VIRTUDES
E SE FOSSE A ÚLTIMA VEZ?
Por
aquele prazer momentâneo de tomar um bom café, fui a uma cafeteria, destas
elegantes, perto de dois colégios de endinheirados. Mal entrei e vi duas
mulheres conversando. Talvez nem tão animadamente, mas conversavam.
Pedi meu café e sentei-me para espera-lo ao lado das
duas. Uma tinha voltado de viagem ao exterior. Fazia contas, falava de valores
em dólares canadenses. Entregava frascos de perfume para a interlocutora e mais
parecia reunião de tupperware do que a chegada da muamba aromática.
Vestindo uniforme, um garoto de 12 anos, não mais que
isto, entra na loja. Dá alguns passos e logo se posiciona ao lado de uma das
mulheres. Ela olha para o garoto com a austeridade de um sargento.
- “Não quero você aqui do meu lado!”. Era um vômito de
palavras, talvez um refluxo.
A amiga da mãe, prontamente, olhou para a cadeira
extra, com as bolsas de ambas e outros embrulhos e não se demorou: - “Nem tem
lugar para sentar”, sentenciou a amiga.
- “Tá mãe. Eu vou voltar para a escola”, disse o
menino, um tanto acostumado com aquela grosseria maternal e com a solidariedade
da amiga da mãe.
O diálogo
durou menos de um minuto. O menino saiu. Detrás do balcão, uma das atendentes
me olhou como se pudesse dizer: “Você viu isto?”.
Observei
o menino atravessando a rua e voltando para a escola, de onde, depois daquilo,
deveria ter ficado até morrer.
A frieza
daquelas palavras me incomodou. As palavras têm poder. Podem trazer alento,
gerar admiração, cicatrizar mal entendidos e machucar, ferir. Ou podem apenas
doer fundo na alma, dilacerando uma vida inteira de crenças e amores.
Mas, e se
aquela fosse a última vez? Se a última frase daquela mãe para o filho fosse
mesmo “Não quero você aqui do meu lado!”? A inconsciência coletiva, esta da
qual eu também me identifico, é cruel. Assassina. É executora das sentenças de
morte a que estamos acostumados a lidar, sem um pingo de lucidez! Quantas vezes
dissemos e dizemos palavras envoltas em raiva, grosseria, orgulho e não
pensamos na última lembrança que vamos ter?
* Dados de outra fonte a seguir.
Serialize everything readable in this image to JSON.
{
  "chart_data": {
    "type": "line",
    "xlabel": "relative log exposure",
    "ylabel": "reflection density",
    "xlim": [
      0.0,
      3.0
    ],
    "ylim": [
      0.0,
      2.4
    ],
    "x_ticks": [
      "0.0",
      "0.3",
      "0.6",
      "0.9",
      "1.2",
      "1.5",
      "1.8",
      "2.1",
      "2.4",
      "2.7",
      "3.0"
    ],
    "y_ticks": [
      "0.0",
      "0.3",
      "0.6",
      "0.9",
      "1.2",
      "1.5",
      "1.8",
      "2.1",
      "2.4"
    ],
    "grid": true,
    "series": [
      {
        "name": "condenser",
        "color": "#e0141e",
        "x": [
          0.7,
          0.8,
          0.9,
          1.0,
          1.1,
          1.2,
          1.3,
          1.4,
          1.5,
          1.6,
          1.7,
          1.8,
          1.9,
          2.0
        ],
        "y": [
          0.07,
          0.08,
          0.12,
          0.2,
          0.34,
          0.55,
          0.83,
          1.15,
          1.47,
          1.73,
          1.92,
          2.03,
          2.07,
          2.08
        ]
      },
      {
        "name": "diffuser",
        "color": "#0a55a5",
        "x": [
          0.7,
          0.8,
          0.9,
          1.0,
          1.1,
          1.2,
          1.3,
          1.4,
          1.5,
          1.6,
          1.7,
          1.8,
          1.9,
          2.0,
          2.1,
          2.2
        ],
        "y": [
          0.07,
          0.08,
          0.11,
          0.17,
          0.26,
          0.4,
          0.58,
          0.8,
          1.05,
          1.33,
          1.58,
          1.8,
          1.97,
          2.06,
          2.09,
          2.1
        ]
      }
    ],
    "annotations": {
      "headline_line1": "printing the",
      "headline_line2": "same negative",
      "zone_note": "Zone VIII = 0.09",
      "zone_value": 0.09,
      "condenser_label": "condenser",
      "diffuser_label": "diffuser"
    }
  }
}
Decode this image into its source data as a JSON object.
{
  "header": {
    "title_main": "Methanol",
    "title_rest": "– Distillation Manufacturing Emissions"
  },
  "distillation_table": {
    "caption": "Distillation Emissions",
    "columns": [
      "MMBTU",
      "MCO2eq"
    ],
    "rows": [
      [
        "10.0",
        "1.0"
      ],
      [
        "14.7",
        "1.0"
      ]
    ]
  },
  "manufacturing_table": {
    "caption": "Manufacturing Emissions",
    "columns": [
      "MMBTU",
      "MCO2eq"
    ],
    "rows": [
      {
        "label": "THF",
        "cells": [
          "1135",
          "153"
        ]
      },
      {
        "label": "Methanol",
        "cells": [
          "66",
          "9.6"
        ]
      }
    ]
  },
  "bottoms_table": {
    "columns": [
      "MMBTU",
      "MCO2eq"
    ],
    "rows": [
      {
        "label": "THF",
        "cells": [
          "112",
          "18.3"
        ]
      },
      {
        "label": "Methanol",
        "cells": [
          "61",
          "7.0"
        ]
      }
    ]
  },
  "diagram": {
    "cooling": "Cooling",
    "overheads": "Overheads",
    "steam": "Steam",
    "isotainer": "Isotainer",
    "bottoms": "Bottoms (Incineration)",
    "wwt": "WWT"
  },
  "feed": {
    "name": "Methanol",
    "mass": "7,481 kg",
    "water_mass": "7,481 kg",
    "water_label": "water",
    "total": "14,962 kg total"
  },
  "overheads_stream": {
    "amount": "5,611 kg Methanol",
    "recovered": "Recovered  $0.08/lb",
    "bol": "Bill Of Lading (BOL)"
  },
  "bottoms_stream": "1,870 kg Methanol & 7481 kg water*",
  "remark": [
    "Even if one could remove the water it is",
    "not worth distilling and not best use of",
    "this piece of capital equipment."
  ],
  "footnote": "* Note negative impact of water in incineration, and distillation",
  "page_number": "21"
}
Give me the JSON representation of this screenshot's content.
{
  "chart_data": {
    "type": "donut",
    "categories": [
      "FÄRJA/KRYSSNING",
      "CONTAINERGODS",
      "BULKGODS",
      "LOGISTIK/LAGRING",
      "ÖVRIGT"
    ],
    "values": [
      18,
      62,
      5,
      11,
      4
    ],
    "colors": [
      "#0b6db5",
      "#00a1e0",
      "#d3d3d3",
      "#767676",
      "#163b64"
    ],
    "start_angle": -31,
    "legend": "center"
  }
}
Ou que o outro terá de nós?
Que a última frase seja sorriso. Que a última frase
seja ternura. Que a última lembrança seja vontade de ver de novo. Que a última
vez seja vista como se fosse agora, porque ninguém sabe o que vai ser de nós,
de agora em diante.
Que eu tenha boas lembranças. Que você também tenha de
mim. E que se hoje fosse o fim, eu tenha tempo de dizer que amei você. Com o
olhar, com o sorriso, com uma palavra. Que é sempre de vida. Porque é ela que
vai ficar para sempre nas boas lembranças.